I don't see how screwing the bar to the wall instead of using 6/32s is better.. Either way a single gang box will work just fine with most fixtures unless it has a very tiny back plate.. I've used them lots of time with no problems with the box showing and the bar will match the mounting holes in the box


----------



## Dennis Alwon (May 9, 2009)

bobelectric said:


> Saw this debate on another site where the conclusion was a pan wasn't rated for exterior duty .

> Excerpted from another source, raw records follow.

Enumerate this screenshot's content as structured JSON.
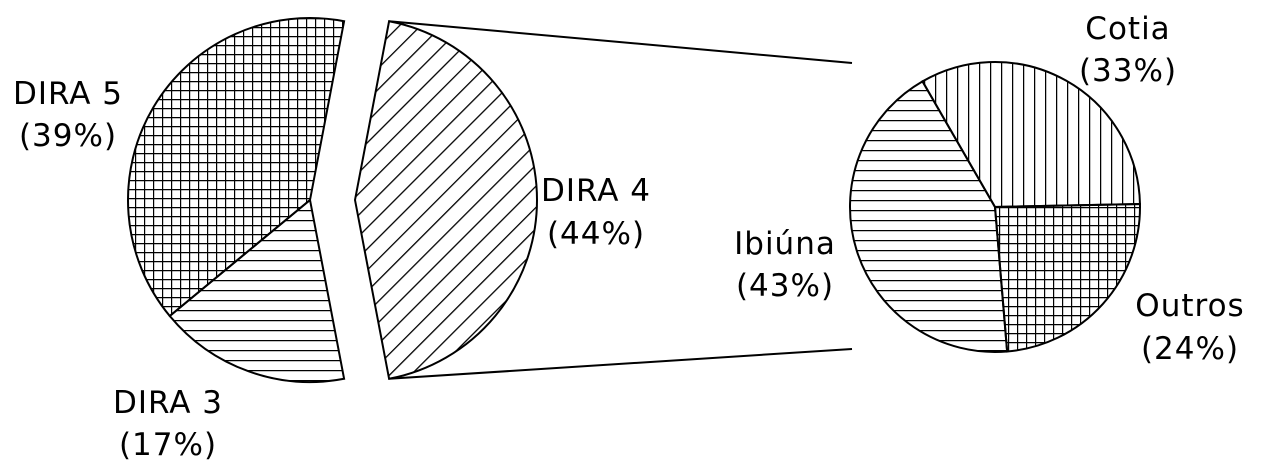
{
  "chart_data": [
    {
      "type": "pie",
      "title": "",
      "slices": [
        {
          "label": "DIRA 5",
          "pct_text": "(39%)",
          "value": 39,
          "pattern": "grid"
        },
        {
          "label": "DIRA 4",
          "pct_text": "(44%)",
          "value": 44,
          "pattern": "diagonal"
        },
        {
          "label": "DIRA 3",
          "pct_text": "(17%)",
          "value": 17,
          "pattern": "horizontal"
        }
      ]
    },
    {
      "type": "pie",
      "title": "",
      "slices": [
        {
          "label": "Cotia",
          "pct_text": "(33%)",
          "value": 33,
          "pattern": "vertical"
        },
        {
          "label": "Outros",
          "pct_text": "(24%)",
          "value": 24,
          "pattern": "grid"
        },
        {
          "label": "Ibiúna",
          "pct_text": "(43%)",
          "value": 43,
          "pattern": "horizontal"
        }
      ]
    }
  ],
  "colors": {
    "stroke": "#000000",
    "background": "#ffffff"
  }
}
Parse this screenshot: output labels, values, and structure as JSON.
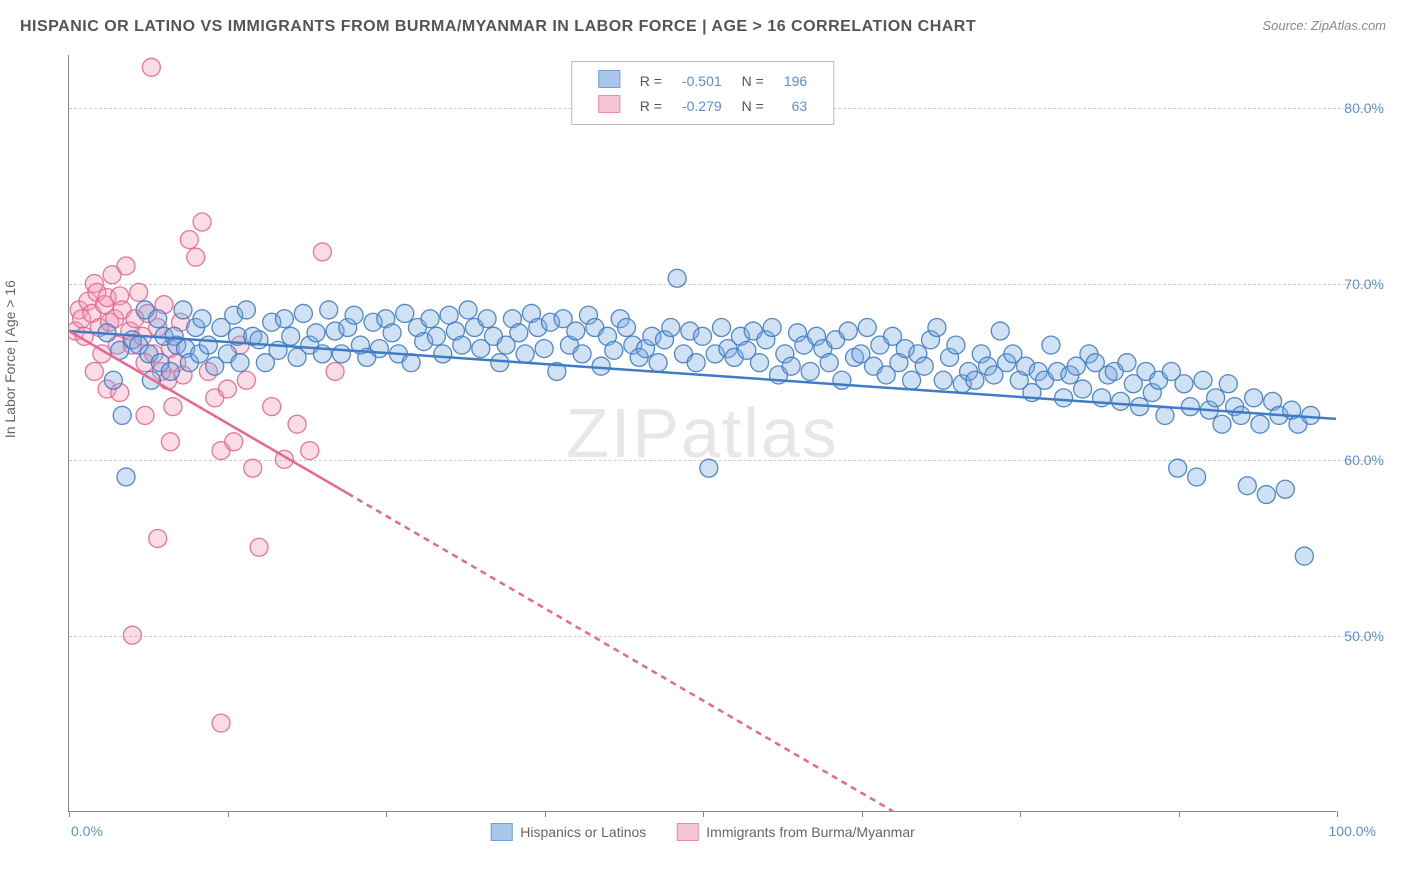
{
  "title": "HISPANIC OR LATINO VS IMMIGRANTS FROM BURMA/MYANMAR IN LABOR FORCE | AGE > 16 CORRELATION CHART",
  "source": "Source: ZipAtlas.com",
  "ylabel": "In Labor Force | Age > 16",
  "watermark": "ZIPatlas",
  "chart": {
    "type": "scatter-with-regression",
    "background_color": "#ffffff",
    "grid_color": "#cccccc",
    "axis_color": "#888888",
    "xlim": [
      0,
      100
    ],
    "ylim": [
      40,
      83
    ],
    "yticks": [
      {
        "v": 50.0,
        "label": "50.0%"
      },
      {
        "v": 60.0,
        "label": "60.0%"
      },
      {
        "v": 70.0,
        "label": "70.0%"
      },
      {
        "v": 80.0,
        "label": "80.0%"
      }
    ],
    "xtick_positions": [
      0,
      12.5,
      25,
      37.5,
      50,
      62.5,
      75,
      87.5,
      100
    ],
    "xtick_labels": {
      "start": "0.0%",
      "end": "100.0%"
    },
    "tick_label_color": "#5b8fd6",
    "axis_label_color": "#666666",
    "marker_radius": 9,
    "marker_opacity": 0.35,
    "marker_stroke_opacity": 0.9,
    "line_width": 2.5
  },
  "top_legend": {
    "rows": [
      {
        "swatch_fill": "#a9c7eb",
        "swatch_border": "#6fa0db",
        "r_label": "R =",
        "r_value": "-0.501",
        "n_label": "N =",
        "n_value": "196"
      },
      {
        "swatch_fill": "#f6c6d4",
        "swatch_border": "#ec8ba8",
        "r_label": "R =",
        "r_value": "-0.279",
        "n_label": "N =",
        "n_value": "63"
      }
    ]
  },
  "bottom_legend": {
    "items": [
      {
        "swatch_fill": "#a9c7eb",
        "swatch_border": "#6fa0db",
        "label": "Hispanics or Latinos"
      },
      {
        "swatch_fill": "#f6c6d4",
        "swatch_border": "#ec8ba8",
        "label": "Immigrants from Burma/Myanmar"
      }
    ]
  },
  "series_blue": {
    "color_fill": "#79a8e0",
    "color_stroke": "#3f7cc4",
    "regression": {
      "x1": 0,
      "y1": 67.3,
      "x2": 100,
      "y2": 62.3,
      "solid_start": 0,
      "solid_end": 100
    },
    "points": [
      [
        3,
        67.2
      ],
      [
        3.5,
        64.5
      ],
      [
        4,
        66.2
      ],
      [
        4.2,
        62.5
      ],
      [
        4.5,
        59
      ],
      [
        5,
        66.8
      ],
      [
        5.5,
        66.5
      ],
      [
        6,
        68.5
      ],
      [
        6.3,
        66
      ],
      [
        6.5,
        64.5
      ],
      [
        7,
        68
      ],
      [
        7.2,
        65.5
      ],
      [
        7.5,
        67
      ],
      [
        8,
        65
      ],
      [
        8.3,
        67
      ],
      [
        8.5,
        66.5
      ],
      [
        9,
        68.5
      ],
      [
        9.2,
        66.3
      ],
      [
        9.5,
        65.5
      ],
      [
        10,
        67.5
      ],
      [
        10.3,
        66
      ],
      [
        10.5,
        68
      ],
      [
        11,
        66.5
      ],
      [
        11.5,
        65.3
      ],
      [
        12,
        67.5
      ],
      [
        12.5,
        66
      ],
      [
        13,
        68.2
      ],
      [
        13.3,
        67
      ],
      [
        13.5,
        65.5
      ],
      [
        14,
        68.5
      ],
      [
        14.5,
        67
      ],
      [
        15,
        66.8
      ],
      [
        15.5,
        65.5
      ],
      [
        16,
        67.8
      ],
      [
        16.5,
        66.2
      ],
      [
        17,
        68
      ],
      [
        17.5,
        67
      ],
      [
        18,
        65.8
      ],
      [
        18.5,
        68.3
      ],
      [
        19,
        66.5
      ],
      [
        19.5,
        67.2
      ],
      [
        20,
        66
      ],
      [
        20.5,
        68.5
      ],
      [
        21,
        67.3
      ],
      [
        21.5,
        66
      ],
      [
        22,
        67.5
      ],
      [
        22.5,
        68.2
      ],
      [
        23,
        66.5
      ],
      [
        23.5,
        65.8
      ],
      [
        24,
        67.8
      ],
      [
        24.5,
        66.3
      ],
      [
        25,
        68
      ],
      [
        25.5,
        67.2
      ],
      [
        26,
        66
      ],
      [
        26.5,
        68.3
      ],
      [
        27,
        65.5
      ],
      [
        27.5,
        67.5
      ],
      [
        28,
        66.7
      ],
      [
        28.5,
        68
      ],
      [
        29,
        67
      ],
      [
        29.5,
        66
      ],
      [
        30,
        68.2
      ],
      [
        30.5,
        67.3
      ],
      [
        31,
        66.5
      ],
      [
        31.5,
        68.5
      ],
      [
        32,
        67.5
      ],
      [
        32.5,
        66.3
      ],
      [
        33,
        68
      ],
      [
        33.5,
        67
      ],
      [
        34,
        65.5
      ],
      [
        34.5,
        66.5
      ],
      [
        35,
        68
      ],
      [
        35.5,
        67.2
      ],
      [
        36,
        66
      ],
      [
        36.5,
        68.3
      ],
      [
        37,
        67.5
      ],
      [
        37.5,
        66.3
      ],
      [
        38,
        67.8
      ],
      [
        38.5,
        65
      ],
      [
        39,
        68
      ],
      [
        39.5,
        66.5
      ],
      [
        40,
        67.3
      ],
      [
        40.5,
        66
      ],
      [
        41,
        68.2
      ],
      [
        41.5,
        67.5
      ],
      [
        42,
        65.3
      ],
      [
        42.5,
        67
      ],
      [
        43,
        66.2
      ],
      [
        43.5,
        68
      ],
      [
        44,
        67.5
      ],
      [
        44.5,
        66.5
      ],
      [
        45,
        65.8
      ],
      [
        45.5,
        66.3
      ],
      [
        46,
        67
      ],
      [
        46.5,
        65.5
      ],
      [
        47,
        66.8
      ],
      [
        47.5,
        67.5
      ],
      [
        48,
        70.3
      ],
      [
        48.5,
        66
      ],
      [
        49,
        67.3
      ],
      [
        49.5,
        65.5
      ],
      [
        50,
        67
      ],
      [
        50.5,
        59.5
      ],
      [
        51,
        66
      ],
      [
        51.5,
        67.5
      ],
      [
        52,
        66.3
      ],
      [
        52.5,
        65.8
      ],
      [
        53,
        67
      ],
      [
        53.5,
        66.2
      ],
      [
        54,
        67.3
      ],
      [
        54.5,
        65.5
      ],
      [
        55,
        66.8
      ],
      [
        55.5,
        67.5
      ],
      [
        56,
        64.8
      ],
      [
        56.5,
        66
      ],
      [
        57,
        65.3
      ],
      [
        57.5,
        67.2
      ],
      [
        58,
        66.5
      ],
      [
        58.5,
        65
      ],
      [
        59,
        67
      ],
      [
        59.5,
        66.3
      ],
      [
        60,
        65.5
      ],
      [
        60.5,
        66.8
      ],
      [
        61,
        64.5
      ],
      [
        61.5,
        67.3
      ],
      [
        62,
        65.8
      ],
      [
        62.5,
        66
      ],
      [
        63,
        67.5
      ],
      [
        63.5,
        65.3
      ],
      [
        64,
        66.5
      ],
      [
        64.5,
        64.8
      ],
      [
        65,
        67
      ],
      [
        65.5,
        65.5
      ],
      [
        66,
        66.3
      ],
      [
        66.5,
        64.5
      ],
      [
        67,
        66
      ],
      [
        67.5,
        65.3
      ],
      [
        68,
        66.8
      ],
      [
        68.5,
        67.5
      ],
      [
        69,
        64.5
      ],
      [
        69.5,
        65.8
      ],
      [
        70,
        66.5
      ],
      [
        70.5,
        64.3
      ],
      [
        71,
        65
      ],
      [
        71.5,
        64.5
      ],
      [
        72,
        66
      ],
      [
        72.5,
        65.3
      ],
      [
        73,
        64.8
      ],
      [
        73.5,
        67.3
      ],
      [
        74,
        65.5
      ],
      [
        74.5,
        66
      ],
      [
        75,
        64.5
      ],
      [
        75.5,
        65.3
      ],
      [
        76,
        63.8
      ],
      [
        76.5,
        65
      ],
      [
        77,
        64.5
      ],
      [
        77.5,
        66.5
      ],
      [
        78,
        65
      ],
      [
        78.5,
        63.5
      ],
      [
        79,
        64.8
      ],
      [
        79.5,
        65.3
      ],
      [
        80,
        64
      ],
      [
        80.5,
        66
      ],
      [
        81,
        65.5
      ],
      [
        81.5,
        63.5
      ],
      [
        82,
        64.8
      ],
      [
        82.5,
        65
      ],
      [
        83,
        63.3
      ],
      [
        83.5,
        65.5
      ],
      [
        84,
        64.3
      ],
      [
        84.5,
        63
      ],
      [
        85,
        65
      ],
      [
        85.5,
        63.8
      ],
      [
        86,
        64.5
      ],
      [
        86.5,
        62.5
      ],
      [
        87,
        65
      ],
      [
        87.5,
        59.5
      ],
      [
        88,
        64.3
      ],
      [
        88.5,
        63
      ],
      [
        89,
        59
      ],
      [
        89.5,
        64.5
      ],
      [
        90,
        62.8
      ],
      [
        90.5,
        63.5
      ],
      [
        91,
        62
      ],
      [
        91.5,
        64.3
      ],
      [
        92,
        63
      ],
      [
        92.5,
        62.5
      ],
      [
        93,
        58.5
      ],
      [
        93.5,
        63.5
      ],
      [
        94,
        62
      ],
      [
        94.5,
        58
      ],
      [
        95,
        63.3
      ],
      [
        95.5,
        62.5
      ],
      [
        96,
        58.3
      ],
      [
        96.5,
        62.8
      ],
      [
        97,
        62
      ],
      [
        97.5,
        54.5
      ],
      [
        98,
        62.5
      ]
    ]
  },
  "series_pink": {
    "color_fill": "#f29cb5",
    "color_stroke": "#e86690",
    "regression": {
      "x1": 0,
      "y1": 67.3,
      "x2": 65,
      "y2": 40,
      "solid_start": 0,
      "solid_end": 22
    },
    "points": [
      [
        0.5,
        67.3
      ],
      [
        0.8,
        68.5
      ],
      [
        1,
        68
      ],
      [
        1.2,
        67
      ],
      [
        1.5,
        69
      ],
      [
        1.8,
        68.3
      ],
      [
        2,
        70
      ],
      [
        2.2,
        69.5
      ],
      [
        2.4,
        67.5
      ],
      [
        2.6,
        66
      ],
      [
        2.8,
        68.8
      ],
      [
        3,
        69.2
      ],
      [
        3.2,
        67.8
      ],
      [
        3.4,
        70.5
      ],
      [
        3.6,
        68
      ],
      [
        3.8,
        66.5
      ],
      [
        4,
        69.3
      ],
      [
        4.2,
        68.5
      ],
      [
        4.5,
        71
      ],
      [
        4.8,
        67.3
      ],
      [
        5,
        66.5
      ],
      [
        5.2,
        68
      ],
      [
        5.5,
        69.5
      ],
      [
        5.8,
        67
      ],
      [
        6,
        65.5
      ],
      [
        6.2,
        68.3
      ],
      [
        6.5,
        82.3
      ],
      [
        6.7,
        66
      ],
      [
        7,
        67.5
      ],
      [
        7.3,
        65
      ],
      [
        7.5,
        68.8
      ],
      [
        7.8,
        64.5
      ],
      [
        8,
        66.3
      ],
      [
        8.2,
        63
      ],
      [
        8.5,
        65.5
      ],
      [
        8.8,
        67.8
      ],
      [
        9,
        64.8
      ],
      [
        9.5,
        72.5
      ],
      [
        10,
        71.5
      ],
      [
        10.5,
        73.5
      ],
      [
        11,
        65
      ],
      [
        11.5,
        63.5
      ],
      [
        12,
        60.5
      ],
      [
        12.5,
        64
      ],
      [
        13,
        61
      ],
      [
        13.5,
        66.5
      ],
      [
        14,
        64.5
      ],
      [
        14.5,
        59.5
      ],
      [
        15,
        55
      ],
      [
        16,
        63
      ],
      [
        17,
        60
      ],
      [
        18,
        62
      ],
      [
        19,
        60.5
      ],
      [
        20,
        71.8
      ],
      [
        21,
        65
      ],
      [
        5,
        50
      ],
      [
        7,
        55.5
      ],
      [
        2,
        65
      ],
      [
        12,
        45
      ],
      [
        3,
        64
      ],
      [
        4,
        63.8
      ],
      [
        6,
        62.5
      ],
      [
        8,
        61
      ]
    ]
  }
}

Not sure I ever did that but I could see that as a valid argument. Somehow with the fixture sealed on the top I don't feel that this would be a big issue but I do understand it.


----------



## randomkiller (Sep 28, 2007)

thegoldenboy said:


> Shims and construction adhesives are our best friends when doing this.


 
Just use a masonary box and hydraulic cement, you're good to go.


----------



## randomkiller (Sep 28, 2007)

Hippie said:


> I don't see how screwing the bar to the wall instead of using 6/32s is better.. Either way a single gang box will work just fine with most fixtures unless it has a very tiny back plate.. I've used them lots of time with no problems with the box showing and the bar will match the mounting holes in the box


 
I normally put washers on 6-32s if the fixture is heavy and I don't want the crossbar to twist. If it's that big of a deal rethread the holes to 8-32s.
No sense in re engineering the wheel.


----------



## Cletis (Aug 20, 2010)

*nm*

just make sure you don't run deadly nm out of brick into a few of those instances above. They are not wet rated and it's not only against code but their could be a deadly fire igniting the brick, escepesially if their not on arc faults as well.


----------



## Cletis (Aug 20, 2010)

*P.S.*

Not that any of you would ever snub out nm to post lights on brick...:whistling2:

I use pan box with side hole punched out in case it's a rod mount fixture using center area for wire.


----------



## Bkessler (Feb 14, 2007)

Use the really small round metal boxes instead of the 4" ones. Done. I've done it a bunch of times.


----------



## bobelectric (Feb 24, 2007)

OK. The"Rock of the Marne" will find you.


----------



## McClary’s Electrical (Feb 21, 2009)

Dennis Alwon said:


> Not sure I ever did that but I could see that as a valid argument. Somehow with the fixture sealed on the top I don't feel that this would be a big issue but I do understand it.


 
If that were true, we would be required to run UF and FS boxes for outdoor lights.


----------



## randomkiller (Sep 28, 2007)

mcclary's electrical said:


> If that were true, we would be required to run UF and FS boxes for outdoor lights.


 
There is a difference in NM being run inside a wall to an exterior box and NM being run through a brick facsade. Not sure about out in hickville but in NYC there is no use of NM.


----------



## captkirk (Nov 21, 2007)

if the brick is soft you can probably get away with a hammer and chisle if you got the time or a round four inch hammer bit. I would also be curious if a remi grit hole saw can get it done..


----------



## Amish Electrician (Jan 2, 2010)

I've used the Remington carbide grit saws on brick many times ... but I haven't seen any large enough for a box.


----------



## McClary’s Electrical (Feb 21, 2009)

Amish Electrician said:


> I've used the Remington carbide grit saws on brick many times ... but I haven't seen any large enough for a box.


Why wouldn't the 4" fit?


----------



## A Little Short (Nov 11, 2010)

With all the suggestions for type/mounting of a box for the lights, I can't seem to find the best way to do it. I think what would be better would be for 1 or more of you to come down/up here to show me!:thumbup::laughing:


----------